Despite the diversity, Adams was impressed with the way his group came together.
As a member of the noon Rotary Club, Adams knew a lot of the participants, and polled them for their reaction. "I talked to quite a few Rotary people and chamber people and they all felt it was a very positive session," he said. "As a business person, I was very happy with the way it went. It was as fair as it could be, and the facilitators did a great job keeping us on track."
Ruby Finney, retiree, political activist, and member of the Citizens Awareness Committee, a local watchdog group, took exception to some of Adam's observations. She did not, for example, think her green group was as balanced demographically as Adams' yellow group.
"I was surprised that the groups had already been determined when we got there," she said. "In our group of 20, we had 12 people who represented business and development."
As a result, she thinks the outcome was pretty much what "they" felt it should be.
While Finney said she thinks the results were tilted in favor of the developers, she thinks part of the problem was a communication gap.
"The facilitators had easels and recorders, but the feelings and passions of the people didn't come through when what was said got translated into the final reports," she said. "Their job is to reduce things down to the lowest common denominator, to take a point and make a consensus in maybe five or six words. Some things just didn't come out the way I remembered them."

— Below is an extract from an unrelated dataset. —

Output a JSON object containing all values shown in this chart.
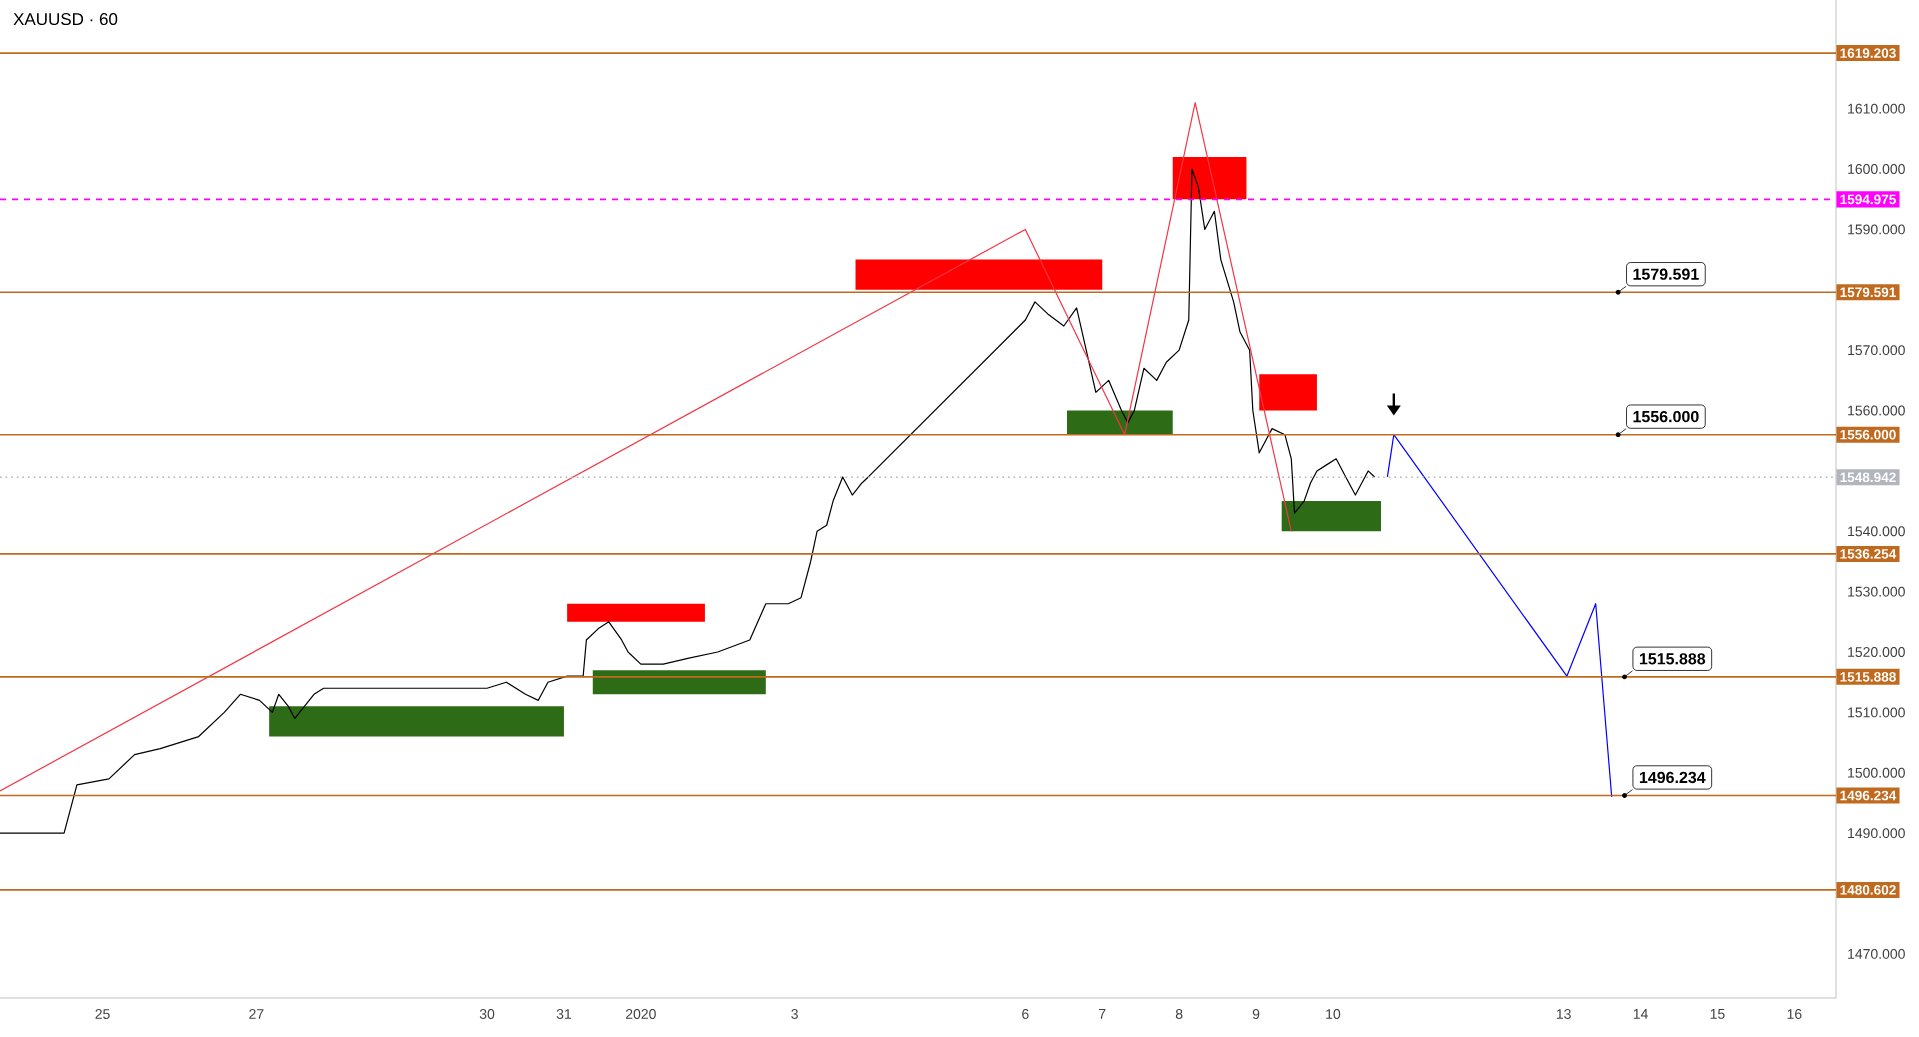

That's why she was happy to see Mayor Ray Schum and Vice Mayor Dick Wolfe spend a lot of time observing the green group.
"On the whole, it was well done," she said. "They did the best they could with the small number who applied to participate."
She and Adams even found some common ground. Adams' yellow group emphasized the need for the community to take a new approach to its many retirees.
Finney said she couldn't agree more.
"I was beginning to feel pretty worthless because the participants didn't seem very favorable toward seniors," she said. "They want our money but they don't want to give us much say.
"We bring big bucks into this community," she said. "We buy homes. We have a decent income. But we don't demand much in return. We are a good, clean, low-cost industry."
Both Finney and Adams praised the high school students who participated in Payson 2020. And both said they thought the forum gave them the opportunity to say what was on their minds.
"I made my points," Finney said.
In the end, the significance of the event lies in how much of the message is translated into action back at Town Hall.
Neely, the spokesperson for Adams' yellow group and a retiree, said, "We had a great day, and I think we all got quite a bit from this whole experience, and we hope that the feedback to the town council is meaningful and we get some positive results from it."
Payson 2020 will be shown on TV7, at 6 p.m. Oct. 25.